A spokeswoman for CMS UK said: "There has been considerable work going on as we prepare for the combination of CMS with Dundas & Wilson.
"With any combination it is regrettably to be expected that there are some duplication of roles resulting in redundancy.
"While there is no reduction in the number of lawyers, we can confirm that as we anticipated about 60 support roles have been made redundant with two thirds of those roles within Dundas & Wilson and one third within CMS and its third party suppliers."
The firms did not say how many posts were being cut in Scotland.
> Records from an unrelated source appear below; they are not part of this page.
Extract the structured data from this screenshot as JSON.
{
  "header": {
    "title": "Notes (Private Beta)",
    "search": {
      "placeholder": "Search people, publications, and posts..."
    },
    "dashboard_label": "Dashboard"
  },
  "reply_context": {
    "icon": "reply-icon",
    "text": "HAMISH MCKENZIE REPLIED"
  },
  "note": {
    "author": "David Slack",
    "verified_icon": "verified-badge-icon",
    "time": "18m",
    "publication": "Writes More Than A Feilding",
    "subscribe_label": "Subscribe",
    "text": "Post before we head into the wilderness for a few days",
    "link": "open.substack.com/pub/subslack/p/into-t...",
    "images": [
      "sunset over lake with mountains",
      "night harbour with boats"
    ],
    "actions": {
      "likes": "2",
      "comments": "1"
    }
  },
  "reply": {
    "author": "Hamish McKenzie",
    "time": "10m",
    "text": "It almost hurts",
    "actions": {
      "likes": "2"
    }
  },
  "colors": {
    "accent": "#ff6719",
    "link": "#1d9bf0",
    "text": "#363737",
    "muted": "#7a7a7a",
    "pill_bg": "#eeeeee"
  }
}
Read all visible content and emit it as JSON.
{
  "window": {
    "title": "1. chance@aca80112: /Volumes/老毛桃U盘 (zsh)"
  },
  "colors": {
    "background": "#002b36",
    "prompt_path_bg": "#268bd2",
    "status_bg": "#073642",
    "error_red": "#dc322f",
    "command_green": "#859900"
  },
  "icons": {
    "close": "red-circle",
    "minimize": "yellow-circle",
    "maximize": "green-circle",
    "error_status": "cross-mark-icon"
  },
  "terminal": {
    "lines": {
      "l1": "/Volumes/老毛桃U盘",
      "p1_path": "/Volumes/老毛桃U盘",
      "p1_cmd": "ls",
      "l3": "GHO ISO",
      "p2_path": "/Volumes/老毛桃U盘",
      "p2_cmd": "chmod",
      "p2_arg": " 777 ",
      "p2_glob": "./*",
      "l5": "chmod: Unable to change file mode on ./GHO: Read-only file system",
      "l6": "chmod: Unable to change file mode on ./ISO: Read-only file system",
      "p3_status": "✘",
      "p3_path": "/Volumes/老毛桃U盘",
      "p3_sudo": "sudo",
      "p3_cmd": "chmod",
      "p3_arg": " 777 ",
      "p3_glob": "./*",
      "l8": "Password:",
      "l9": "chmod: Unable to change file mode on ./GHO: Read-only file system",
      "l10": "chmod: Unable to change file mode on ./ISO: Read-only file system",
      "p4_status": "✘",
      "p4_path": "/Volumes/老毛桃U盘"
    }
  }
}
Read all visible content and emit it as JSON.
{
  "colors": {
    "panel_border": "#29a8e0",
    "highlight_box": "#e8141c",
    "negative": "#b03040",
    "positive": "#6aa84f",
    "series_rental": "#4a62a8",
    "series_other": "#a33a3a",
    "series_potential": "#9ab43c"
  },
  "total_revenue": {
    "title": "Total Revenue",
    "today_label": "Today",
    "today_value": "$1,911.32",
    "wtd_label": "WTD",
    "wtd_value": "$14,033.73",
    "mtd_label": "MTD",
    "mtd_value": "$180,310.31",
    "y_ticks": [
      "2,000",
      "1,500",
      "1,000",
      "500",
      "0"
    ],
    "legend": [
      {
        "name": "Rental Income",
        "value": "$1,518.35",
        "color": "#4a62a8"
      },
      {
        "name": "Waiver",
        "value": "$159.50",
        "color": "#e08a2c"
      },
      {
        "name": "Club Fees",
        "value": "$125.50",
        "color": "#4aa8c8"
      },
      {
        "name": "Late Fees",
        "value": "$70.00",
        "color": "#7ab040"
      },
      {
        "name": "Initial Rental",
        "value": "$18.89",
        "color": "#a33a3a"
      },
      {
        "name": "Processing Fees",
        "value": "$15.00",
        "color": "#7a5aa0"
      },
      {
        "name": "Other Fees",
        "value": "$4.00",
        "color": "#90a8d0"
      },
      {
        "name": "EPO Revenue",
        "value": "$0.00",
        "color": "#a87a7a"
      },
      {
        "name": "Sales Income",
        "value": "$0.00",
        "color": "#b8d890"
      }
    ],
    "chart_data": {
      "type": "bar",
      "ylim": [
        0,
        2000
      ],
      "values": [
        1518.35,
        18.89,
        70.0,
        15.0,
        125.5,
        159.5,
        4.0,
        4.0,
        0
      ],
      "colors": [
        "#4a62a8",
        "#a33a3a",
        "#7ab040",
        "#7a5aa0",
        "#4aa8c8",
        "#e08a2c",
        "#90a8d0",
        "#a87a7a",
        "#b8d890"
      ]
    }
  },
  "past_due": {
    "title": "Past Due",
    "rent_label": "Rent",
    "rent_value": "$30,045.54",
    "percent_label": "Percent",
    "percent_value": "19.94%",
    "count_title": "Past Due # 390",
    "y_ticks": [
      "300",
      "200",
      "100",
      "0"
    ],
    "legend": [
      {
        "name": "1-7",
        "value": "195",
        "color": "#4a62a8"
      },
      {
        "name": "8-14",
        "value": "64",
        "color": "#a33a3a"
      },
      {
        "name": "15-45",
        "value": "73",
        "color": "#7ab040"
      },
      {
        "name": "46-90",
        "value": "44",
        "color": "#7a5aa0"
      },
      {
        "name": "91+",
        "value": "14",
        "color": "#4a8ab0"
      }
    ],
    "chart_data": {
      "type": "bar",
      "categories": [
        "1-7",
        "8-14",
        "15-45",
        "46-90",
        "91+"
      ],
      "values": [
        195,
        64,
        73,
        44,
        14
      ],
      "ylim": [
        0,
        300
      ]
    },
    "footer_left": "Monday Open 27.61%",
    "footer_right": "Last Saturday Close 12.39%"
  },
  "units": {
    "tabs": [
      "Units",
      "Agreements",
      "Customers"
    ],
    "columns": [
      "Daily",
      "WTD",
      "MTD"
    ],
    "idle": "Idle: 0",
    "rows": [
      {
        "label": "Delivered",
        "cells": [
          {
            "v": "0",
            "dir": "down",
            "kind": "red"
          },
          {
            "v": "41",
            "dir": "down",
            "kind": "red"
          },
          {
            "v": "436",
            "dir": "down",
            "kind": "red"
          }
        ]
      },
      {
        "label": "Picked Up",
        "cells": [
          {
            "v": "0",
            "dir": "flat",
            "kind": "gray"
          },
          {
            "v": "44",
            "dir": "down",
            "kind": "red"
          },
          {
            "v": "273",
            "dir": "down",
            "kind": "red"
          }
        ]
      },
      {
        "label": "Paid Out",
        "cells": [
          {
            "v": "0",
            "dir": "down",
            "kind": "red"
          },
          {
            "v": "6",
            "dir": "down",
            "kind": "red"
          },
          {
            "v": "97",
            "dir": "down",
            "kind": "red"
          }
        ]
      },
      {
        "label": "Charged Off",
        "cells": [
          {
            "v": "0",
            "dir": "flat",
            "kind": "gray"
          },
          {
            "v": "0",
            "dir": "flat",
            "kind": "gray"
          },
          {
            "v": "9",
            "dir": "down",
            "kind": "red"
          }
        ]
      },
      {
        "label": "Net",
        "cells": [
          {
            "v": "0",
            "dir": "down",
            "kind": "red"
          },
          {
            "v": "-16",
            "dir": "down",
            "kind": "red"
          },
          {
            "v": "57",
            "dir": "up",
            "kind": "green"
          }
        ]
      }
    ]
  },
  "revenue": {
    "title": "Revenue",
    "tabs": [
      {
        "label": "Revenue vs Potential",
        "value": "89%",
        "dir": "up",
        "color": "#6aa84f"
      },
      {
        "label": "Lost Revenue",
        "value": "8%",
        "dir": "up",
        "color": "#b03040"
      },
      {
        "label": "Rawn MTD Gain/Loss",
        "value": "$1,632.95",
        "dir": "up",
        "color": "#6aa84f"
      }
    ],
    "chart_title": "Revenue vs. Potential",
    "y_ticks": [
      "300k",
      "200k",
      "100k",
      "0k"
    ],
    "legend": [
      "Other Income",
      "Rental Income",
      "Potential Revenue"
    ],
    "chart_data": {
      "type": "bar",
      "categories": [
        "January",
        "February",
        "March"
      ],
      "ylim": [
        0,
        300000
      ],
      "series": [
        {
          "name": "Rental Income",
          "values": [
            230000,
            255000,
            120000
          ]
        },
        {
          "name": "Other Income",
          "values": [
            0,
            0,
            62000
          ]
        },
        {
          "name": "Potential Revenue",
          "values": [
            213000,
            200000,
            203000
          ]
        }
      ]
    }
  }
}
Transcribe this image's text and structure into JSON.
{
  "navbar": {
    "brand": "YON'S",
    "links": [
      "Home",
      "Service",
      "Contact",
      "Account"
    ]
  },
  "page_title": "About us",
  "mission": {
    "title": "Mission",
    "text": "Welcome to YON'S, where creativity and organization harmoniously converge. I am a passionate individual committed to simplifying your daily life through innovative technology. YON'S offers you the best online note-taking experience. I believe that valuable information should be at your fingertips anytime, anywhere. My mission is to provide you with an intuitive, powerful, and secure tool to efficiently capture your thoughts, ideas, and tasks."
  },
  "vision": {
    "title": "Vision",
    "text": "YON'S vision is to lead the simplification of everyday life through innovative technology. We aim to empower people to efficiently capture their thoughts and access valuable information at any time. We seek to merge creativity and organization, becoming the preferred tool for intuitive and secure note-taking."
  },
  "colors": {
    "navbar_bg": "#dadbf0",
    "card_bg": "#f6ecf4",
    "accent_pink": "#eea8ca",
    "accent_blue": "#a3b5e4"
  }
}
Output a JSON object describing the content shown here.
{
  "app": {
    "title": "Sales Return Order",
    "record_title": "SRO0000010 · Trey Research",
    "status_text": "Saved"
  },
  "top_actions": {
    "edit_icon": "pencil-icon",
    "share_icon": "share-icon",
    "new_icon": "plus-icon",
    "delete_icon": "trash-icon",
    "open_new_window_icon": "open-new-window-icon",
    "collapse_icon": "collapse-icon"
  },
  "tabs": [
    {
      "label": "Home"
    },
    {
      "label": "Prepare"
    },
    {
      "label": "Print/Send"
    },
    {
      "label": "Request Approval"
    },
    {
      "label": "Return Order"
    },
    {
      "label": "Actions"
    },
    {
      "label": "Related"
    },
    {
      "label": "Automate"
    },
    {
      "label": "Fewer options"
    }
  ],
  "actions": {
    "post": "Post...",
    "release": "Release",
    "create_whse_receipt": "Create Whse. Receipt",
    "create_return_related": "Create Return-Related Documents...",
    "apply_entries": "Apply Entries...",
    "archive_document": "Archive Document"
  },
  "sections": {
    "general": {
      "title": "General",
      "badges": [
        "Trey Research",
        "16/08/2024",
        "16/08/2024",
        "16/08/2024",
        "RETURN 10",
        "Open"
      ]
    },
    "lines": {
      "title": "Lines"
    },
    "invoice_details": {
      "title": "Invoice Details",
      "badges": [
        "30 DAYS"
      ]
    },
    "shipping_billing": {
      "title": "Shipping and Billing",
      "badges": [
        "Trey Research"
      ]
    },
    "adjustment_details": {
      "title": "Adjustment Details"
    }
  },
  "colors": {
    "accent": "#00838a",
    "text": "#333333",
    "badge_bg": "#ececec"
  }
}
D&W has a paralegal unit in its Glasgow office which processed routine legal services as a way to cut costs for clients.
The merger will see all legal and support staff at D&W in London and Aberdeen leave their offices to move to CMW premises in each city.
The D&W sites in Edinburgh and Glasgow are likely to retain the name of the firm, one of the oldest and largest in Scotland, for a transitional period before being rebranded as CMS.
A number of D&W partners have departed in recent months including former chairman David Hardie, health and safety head Mark Brumwell, employment specialist Mandy Laurie, real estate disputes boss Andrew Walker and experienced banking lawyer Allan Wardhaugh.
CMS recently promoted 31 partners across Europe including 11 in the UK. Real estate lawyer Margaret McLean, who is based in Edinburgh, was the only D&W person to make the step up.
The combined firm will have more than 830 partners and 5,600 employees operating in 57 offices across 31 countries.
Separately BTO has completed the transfer of the private client team from DAC Beachcroft Scotland.
Partner Neil Headrick and associate Cameron Urquhart as well as some support staff will join BTO's Glasgow office.
DAC, which moved into Scotland through merger with Andersons in 2012, said the agreement will ensure a smooth transition for clients and allow it to focus on work in the commercial and insurance sectors.